The Paddock Wood Blog Area
Wildlife recording & Blogs will be in tetrad TQ6644 - between the marked UK grid lines numbered 66 - 68 (west to east) & 44 - 46 (south to north).

Sunday, 21 August 2016

Patch of Life

If you visit Waitrose in Paddock Wood and perhaps park your car near the border with the railway land you may have noticed that there is a short drainage ditch about  80 - 100 metres long, which joins up with the main culvert near the John Brunt public house, just before it disappears under the railway.

The culvert is overshadowed by trees and bushes, but for about a third of its length sunlight reaches the banks & bottom of the ditch. 



Perched across one of the lower branches of one of these trees is an abandoned collard dove nest of twigs, which perhaps provided a place where new life began as young collard dove chicks started life in this nest.

However there is certainly life in the more open areas of the ditch, as a visit on Sunday 21st August revealed.

The ditch had a wonderful display of late summer flowers, attracting honey bees and bumble bees to gather pollen and sip nectar. The flowering plants included Purple loosestriff, greater willowherb,, meadowsweet, greater birds-foot trefoil, ragwort as well as figwort & bulrushes.




Amongst the trees and bushes I found  buddleia still in flower and berries ripening amongst the guelder rose and a hawthorn bush.

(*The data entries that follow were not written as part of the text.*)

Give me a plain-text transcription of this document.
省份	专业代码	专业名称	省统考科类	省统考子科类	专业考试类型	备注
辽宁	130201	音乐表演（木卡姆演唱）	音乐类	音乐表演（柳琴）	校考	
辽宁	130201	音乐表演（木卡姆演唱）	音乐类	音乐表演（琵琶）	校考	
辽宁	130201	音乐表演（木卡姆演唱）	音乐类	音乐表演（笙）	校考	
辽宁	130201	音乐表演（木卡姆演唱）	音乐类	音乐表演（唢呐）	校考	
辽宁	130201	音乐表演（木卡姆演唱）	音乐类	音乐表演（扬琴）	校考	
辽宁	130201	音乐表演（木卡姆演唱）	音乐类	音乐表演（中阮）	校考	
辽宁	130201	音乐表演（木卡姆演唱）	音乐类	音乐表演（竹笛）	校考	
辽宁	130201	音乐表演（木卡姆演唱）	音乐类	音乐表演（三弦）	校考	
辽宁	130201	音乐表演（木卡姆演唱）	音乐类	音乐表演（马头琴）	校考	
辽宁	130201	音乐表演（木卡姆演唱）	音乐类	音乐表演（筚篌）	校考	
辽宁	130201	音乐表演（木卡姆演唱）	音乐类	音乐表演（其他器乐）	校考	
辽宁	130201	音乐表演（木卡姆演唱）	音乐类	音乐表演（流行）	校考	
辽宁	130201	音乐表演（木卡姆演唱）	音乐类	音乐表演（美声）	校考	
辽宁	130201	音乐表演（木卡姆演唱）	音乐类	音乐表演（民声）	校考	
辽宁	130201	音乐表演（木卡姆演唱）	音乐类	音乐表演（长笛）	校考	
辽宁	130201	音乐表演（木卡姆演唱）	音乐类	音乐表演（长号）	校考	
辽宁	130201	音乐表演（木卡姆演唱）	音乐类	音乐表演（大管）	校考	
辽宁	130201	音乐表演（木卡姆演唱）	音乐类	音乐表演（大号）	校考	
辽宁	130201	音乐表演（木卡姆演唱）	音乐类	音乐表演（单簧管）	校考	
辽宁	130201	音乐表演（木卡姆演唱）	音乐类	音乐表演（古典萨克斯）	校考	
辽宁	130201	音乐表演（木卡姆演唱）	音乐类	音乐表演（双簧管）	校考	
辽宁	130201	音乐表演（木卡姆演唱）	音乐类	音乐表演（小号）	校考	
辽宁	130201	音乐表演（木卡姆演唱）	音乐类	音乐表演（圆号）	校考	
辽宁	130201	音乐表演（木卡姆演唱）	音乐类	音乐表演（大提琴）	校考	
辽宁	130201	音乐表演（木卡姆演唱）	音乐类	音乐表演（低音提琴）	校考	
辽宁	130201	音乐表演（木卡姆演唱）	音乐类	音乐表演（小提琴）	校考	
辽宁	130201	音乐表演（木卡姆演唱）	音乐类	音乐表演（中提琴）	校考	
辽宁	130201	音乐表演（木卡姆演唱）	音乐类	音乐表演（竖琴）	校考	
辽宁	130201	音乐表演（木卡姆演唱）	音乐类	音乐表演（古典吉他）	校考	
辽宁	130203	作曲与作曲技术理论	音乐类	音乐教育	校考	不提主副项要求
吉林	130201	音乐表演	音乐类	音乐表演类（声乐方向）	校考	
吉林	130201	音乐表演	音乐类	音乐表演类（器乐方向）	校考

Ok, so not exactly a nature reserve, but in this short stretch of neglected ditch, alongside an area covered in tarmac, nature has grabbed a toehold and was doing its best to bring colour and life to an urban setting. 



Lovely to see :-).


1 comment:

  1. I am glad to have found this! I have been looking for blogs that focused in the natural history of a small or specific area, so I will enjoy reading this even though I have seen the place.